When his mother is finally taken to an asylum, Mr. Johnson writes as if he were Shostakovich when Stalin died: “The case against me had collapsed. It could now be seen what I had to contend with all those years. Even I could no longer accuse myself of make-believe.” Anyone who has survived an abusive childhood will recognise this as the moment when redemption seems possible and life can at last be lived.
There is a theory in modern psychology that refers to the “internal totalitarian object”, a device by which the psyche uses an external evil to bludgeon the self into compliance. Such an object lives on in Russians as a sneaky admiration for the mighty Stalin; Mr.
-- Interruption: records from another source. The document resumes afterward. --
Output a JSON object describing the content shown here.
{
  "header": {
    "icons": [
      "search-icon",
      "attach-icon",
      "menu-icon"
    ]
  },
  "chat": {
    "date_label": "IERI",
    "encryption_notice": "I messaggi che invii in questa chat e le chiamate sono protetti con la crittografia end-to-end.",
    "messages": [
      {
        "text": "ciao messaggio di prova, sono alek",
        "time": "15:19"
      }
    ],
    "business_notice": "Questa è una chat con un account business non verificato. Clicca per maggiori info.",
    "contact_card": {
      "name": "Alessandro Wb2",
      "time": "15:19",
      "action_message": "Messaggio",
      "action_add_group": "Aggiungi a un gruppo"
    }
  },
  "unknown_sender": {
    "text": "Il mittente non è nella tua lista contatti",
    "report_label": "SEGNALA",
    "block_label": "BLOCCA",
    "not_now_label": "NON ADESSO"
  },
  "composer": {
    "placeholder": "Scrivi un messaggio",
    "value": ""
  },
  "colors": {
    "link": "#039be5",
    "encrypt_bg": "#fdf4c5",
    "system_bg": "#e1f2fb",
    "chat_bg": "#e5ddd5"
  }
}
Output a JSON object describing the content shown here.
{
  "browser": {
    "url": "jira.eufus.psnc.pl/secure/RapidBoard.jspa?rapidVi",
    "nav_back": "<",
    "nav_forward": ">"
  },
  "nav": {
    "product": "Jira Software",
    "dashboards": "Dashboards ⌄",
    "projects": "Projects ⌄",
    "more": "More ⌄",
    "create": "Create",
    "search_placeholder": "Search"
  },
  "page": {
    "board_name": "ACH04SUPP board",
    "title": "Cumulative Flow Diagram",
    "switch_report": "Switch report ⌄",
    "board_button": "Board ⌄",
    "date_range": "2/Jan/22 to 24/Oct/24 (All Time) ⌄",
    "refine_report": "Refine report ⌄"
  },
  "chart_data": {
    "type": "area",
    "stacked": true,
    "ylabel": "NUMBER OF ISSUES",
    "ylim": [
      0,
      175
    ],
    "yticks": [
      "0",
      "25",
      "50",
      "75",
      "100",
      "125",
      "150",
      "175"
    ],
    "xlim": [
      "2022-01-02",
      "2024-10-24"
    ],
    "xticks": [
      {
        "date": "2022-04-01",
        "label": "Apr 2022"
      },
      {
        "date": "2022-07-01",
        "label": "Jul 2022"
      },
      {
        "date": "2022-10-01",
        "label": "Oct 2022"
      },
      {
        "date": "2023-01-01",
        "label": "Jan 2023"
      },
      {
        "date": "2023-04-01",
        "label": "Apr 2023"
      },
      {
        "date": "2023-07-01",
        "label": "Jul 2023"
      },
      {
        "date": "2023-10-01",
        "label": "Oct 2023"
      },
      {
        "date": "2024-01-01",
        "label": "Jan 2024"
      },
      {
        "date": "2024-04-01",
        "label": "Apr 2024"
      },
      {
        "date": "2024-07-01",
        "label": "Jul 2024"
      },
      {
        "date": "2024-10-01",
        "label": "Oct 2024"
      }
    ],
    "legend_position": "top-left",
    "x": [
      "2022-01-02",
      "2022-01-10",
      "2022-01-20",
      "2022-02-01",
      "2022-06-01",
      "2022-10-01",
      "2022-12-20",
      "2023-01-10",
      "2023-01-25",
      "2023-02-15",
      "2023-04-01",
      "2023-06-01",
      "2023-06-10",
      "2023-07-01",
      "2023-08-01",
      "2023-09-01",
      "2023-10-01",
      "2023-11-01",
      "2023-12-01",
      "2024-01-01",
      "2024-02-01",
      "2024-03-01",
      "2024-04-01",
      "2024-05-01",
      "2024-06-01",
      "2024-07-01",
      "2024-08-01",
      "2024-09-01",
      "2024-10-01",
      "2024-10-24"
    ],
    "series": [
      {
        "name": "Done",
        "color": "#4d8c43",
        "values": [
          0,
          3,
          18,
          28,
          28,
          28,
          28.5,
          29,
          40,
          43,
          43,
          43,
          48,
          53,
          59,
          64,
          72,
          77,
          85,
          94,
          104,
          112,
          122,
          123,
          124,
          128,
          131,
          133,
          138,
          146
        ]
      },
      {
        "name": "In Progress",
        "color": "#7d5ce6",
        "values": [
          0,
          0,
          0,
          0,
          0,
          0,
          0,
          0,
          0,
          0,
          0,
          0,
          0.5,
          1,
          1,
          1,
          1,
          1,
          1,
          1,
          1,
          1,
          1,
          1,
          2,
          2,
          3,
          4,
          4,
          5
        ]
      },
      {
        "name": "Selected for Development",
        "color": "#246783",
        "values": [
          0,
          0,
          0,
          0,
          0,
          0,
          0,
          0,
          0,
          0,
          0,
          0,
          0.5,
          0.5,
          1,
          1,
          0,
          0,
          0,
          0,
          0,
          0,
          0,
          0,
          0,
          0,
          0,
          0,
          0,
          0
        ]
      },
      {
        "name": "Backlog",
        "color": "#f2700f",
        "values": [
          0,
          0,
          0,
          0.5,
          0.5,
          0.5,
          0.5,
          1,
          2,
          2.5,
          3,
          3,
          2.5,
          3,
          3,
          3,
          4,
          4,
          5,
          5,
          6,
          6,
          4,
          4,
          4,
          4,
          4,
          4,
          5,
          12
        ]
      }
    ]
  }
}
Johnson feels both love and awe for his maniacal mother.
“When I look back at the strange ordeal of my early home life,” he writes, reflecting on Shostakovich’s eighth symphony, “I seem to hear this music saying, ‘it is nobody’s fault.’ Blame is one way of giving meaning to life, but it keeps us prisoner.” In the eighth string quartet he hears intimations that the composer is contemplating suicide while somehow throwing a lifeline to Mr. Johnson in the same dark place.
All great music teeters on the edge of madness. This troubled writer makes a convincing case that the music of Dimitri Shostakovich helped to save his mind. In life’s crises, he suggests, each of us comes up against an internal siege of Leningrad and music comes to our relief.